Un marché porteur… mais saturé
Le secteur attire : en France, l’ouverture d’un coffee shop devient presque hebdomadaire, portant le nombre de points de vente à plusieurs milliers et générant plusieurs centaines de millions d’euros par an. Mais cette dynamique cache une forte concurrence.
Antoine Le Vu, fondateur de la chaîne Kozy, prévient que la multiplication des adresses provoquera inévitablement des fermetures. Selon lui, l’offre s’étend plus vite que la demande et, si lancer un café peut sembler accessible, se maintenir exige plus que de la bonne volonté.

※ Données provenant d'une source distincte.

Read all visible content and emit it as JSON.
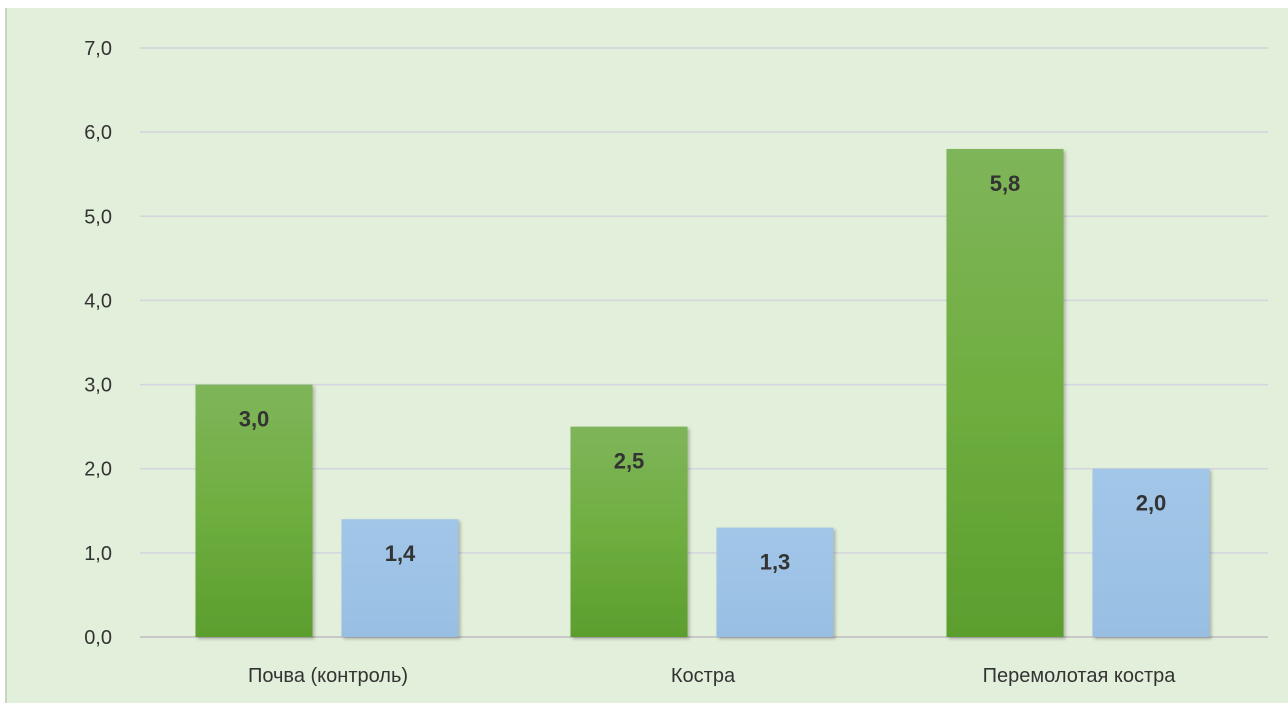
{
  "chart_data": {
    "type": "bar",
    "title": "",
    "xlabel": "",
    "ylabel": "",
    "categories": [
      "Почва (контроль)",
      "Костра",
      "Перемолотая костра"
    ],
    "series": [
      {
        "values": [
          3.0,
          2.5,
          5.8
        ],
        "color": "#6aaa3a",
        "labels": [
          "3,0",
          "2,5",
          "5,8"
        ]
      },
      {
        "values": [
          1.4,
          1.3,
          2.0
        ],
        "color": "#9dc3e6",
        "labels": [
          "1,4",
          "1,3",
          "2,0"
        ]
      }
    ],
    "ylim": [
      0,
      7
    ],
    "yticks": [
      0,
      1,
      2,
      3,
      4,
      5,
      6,
      7
    ],
    "ytick_labels": [
      "0,0",
      "1,0",
      "2,0",
      "3,0",
      "4,0",
      "5,0",
      "6,0",
      "7,0"
    ],
    "grid": true,
    "legend": "none",
    "colors": {
      "background": "#e2efda",
      "gridline": "#d3d4dc",
      "baseline": "#c8c8c8"
    }
  }
}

Conséquence : la survie passe par la spécialisation ou la qualité supérieure. C’est la stratégie adoptée par Bakers, où trois anciens pâtissiers formés au Meurice ont fait le pari d’allier cafés et pâtisseries haut de gamme pour se démarquer des classiques cookies ou cakes industriels.
Adapter l’offre pour durer
Des enseignes historiques réorientent aussi leur carte. Blend, connue pour ses burgers, propose désormais des petits déjeuners le week-end et a étoffé sa sélection de cafés pour coller à la tendance. Le but est clair : capter une clientèle qui veut consommer à sa manière, sans contrainte horaire.
Offrir un moment — qu’il soit rapide ou prolongé — devient un critère aussi important que le produit lui-même. Entre fidélisation de clients locaux, attractivité pour les travailleurs mobiles et pression sur les marges, l’équation reste délicate.
À court terme, les villes continueront de voir fleurir ces lieux hybrides, où le **petit-déjeuner toute la journée** se combine à une demande croissante pour les cafés de spécialité et les douceurs soignées. Pour les consommateurs, le gain est tangible ; pour les professionnels, l’enjeu est de transformer cette curiosité en clientèle durable.